Using the 173 majors listed in fivethirtyeight.com’s College Majors dataset [https://fivethirtyeight.com/features/the-economic-guide-to-picking-a-college-major/], provide code that identifies the majors that contain either “DATA” or “STATISTICS”
library(knitr)
library(stringr)
path <- "https://raw.githubusercontent.com/fivethirtyeight/data/master/college-majors/majors-list.csv";
download.file(url=path, destfile = "majors-list.csv");
majors <- read.csv("majors-list.csv", stringsAsFactors = FALSE);
kable(str_subset(majors$Major,pattern="DATA|STATISTICS"))
| x |
|---|
| MANAGEMENT INFORMATION SYSTEMS AND STATISTICS |
| COMPUTER PROGRAMMING AND DATA PROCESSING |
| STATISTICS AND DECISION SCIENCE |
Write code that transforms the data below:
[1] “bell pepper” “bilberry” “blackberry” “blood orange” [5]
“blueberry” “cantaloupe” “chili pepper” “cloudberry”
[9] “elderberry” “lime” “lychee” “mulberry”
[13] “olive” “salal berry”
Into a format like this: c(“bell pepper”, “bilberry”, “blackberry”, “blood orange”, “blueberry”, “cantaloupe”, “chili pepper”, “cloudberry”, “elderberry”, “lime”, “lychee”, “mulberry”, “olive”, “salal berry”)
library(knitr)
library(stringr)
blob <- '"bell pepper" "bilberry" "blackberry" "blood orange"
"blueberry" "cantaloupe" "chili pepper" "cloudberry"
"elderberry" "lime" "lychee" "mulberry"
"olive" "salal berry" '
scan(text=blob, what="character")
[1] “bell pepper” “bilberry” “blackberry” “blood orange”
“blueberry”
[6] “cantaloupe” “chili pepper” “cloudberry” “elderberry” “lime”

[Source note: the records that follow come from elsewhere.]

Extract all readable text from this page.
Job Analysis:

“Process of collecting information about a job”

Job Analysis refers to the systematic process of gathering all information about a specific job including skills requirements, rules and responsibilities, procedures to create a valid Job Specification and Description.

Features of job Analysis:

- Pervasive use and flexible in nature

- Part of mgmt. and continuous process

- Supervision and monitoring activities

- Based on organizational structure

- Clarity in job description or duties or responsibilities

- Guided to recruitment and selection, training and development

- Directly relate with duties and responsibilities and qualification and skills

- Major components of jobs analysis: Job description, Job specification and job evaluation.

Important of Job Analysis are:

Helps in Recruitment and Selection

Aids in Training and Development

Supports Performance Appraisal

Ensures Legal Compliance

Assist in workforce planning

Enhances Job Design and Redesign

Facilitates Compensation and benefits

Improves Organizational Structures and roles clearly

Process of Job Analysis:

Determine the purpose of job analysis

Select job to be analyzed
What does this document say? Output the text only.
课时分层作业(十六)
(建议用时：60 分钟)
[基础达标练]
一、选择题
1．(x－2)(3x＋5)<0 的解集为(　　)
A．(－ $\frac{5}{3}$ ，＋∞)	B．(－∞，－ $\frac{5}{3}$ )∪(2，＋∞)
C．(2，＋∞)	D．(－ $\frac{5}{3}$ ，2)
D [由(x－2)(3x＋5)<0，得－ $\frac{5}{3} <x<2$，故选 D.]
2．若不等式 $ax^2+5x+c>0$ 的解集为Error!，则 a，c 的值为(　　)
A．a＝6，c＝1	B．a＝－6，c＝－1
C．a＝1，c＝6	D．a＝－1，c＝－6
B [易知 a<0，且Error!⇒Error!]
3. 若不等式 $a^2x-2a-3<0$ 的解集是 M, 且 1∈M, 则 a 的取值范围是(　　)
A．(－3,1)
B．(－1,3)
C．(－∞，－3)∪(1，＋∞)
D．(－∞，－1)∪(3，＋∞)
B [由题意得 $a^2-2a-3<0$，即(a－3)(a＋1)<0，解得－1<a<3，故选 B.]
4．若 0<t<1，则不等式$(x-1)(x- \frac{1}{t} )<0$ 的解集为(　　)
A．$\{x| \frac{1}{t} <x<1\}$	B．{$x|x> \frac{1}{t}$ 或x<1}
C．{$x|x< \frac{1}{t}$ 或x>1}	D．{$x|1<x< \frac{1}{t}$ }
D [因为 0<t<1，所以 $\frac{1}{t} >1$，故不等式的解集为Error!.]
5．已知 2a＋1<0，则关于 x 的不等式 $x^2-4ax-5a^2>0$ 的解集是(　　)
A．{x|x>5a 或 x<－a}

[11] “lychee” “mulberry” “olive” “salal berry”
#3
Describe, in words, what these expressions will match:
(.)\1\1 - singly repeat characters are matched “(.)(.)\2\1” - words in reverse (..)\1 - the first two characters are the same “(.).\1.\1”- matches first character is at the beginning middle and end of the word “(.)(.)(.).*\3\2\1” - matches a word that has it’s first three characters in reverse
#4
Construct regular expressions to match words that:
Start and end with the same character. “^([a-z]).*\1$” Contain a repeated pair of letters (e.g. “church” contains “ch” repeated twice.) “([a-z][a-z]){1,}” Contain one letter repeated in at least three places (e.g. “eleven” contains three “e”s.) “[a-z]{3,}”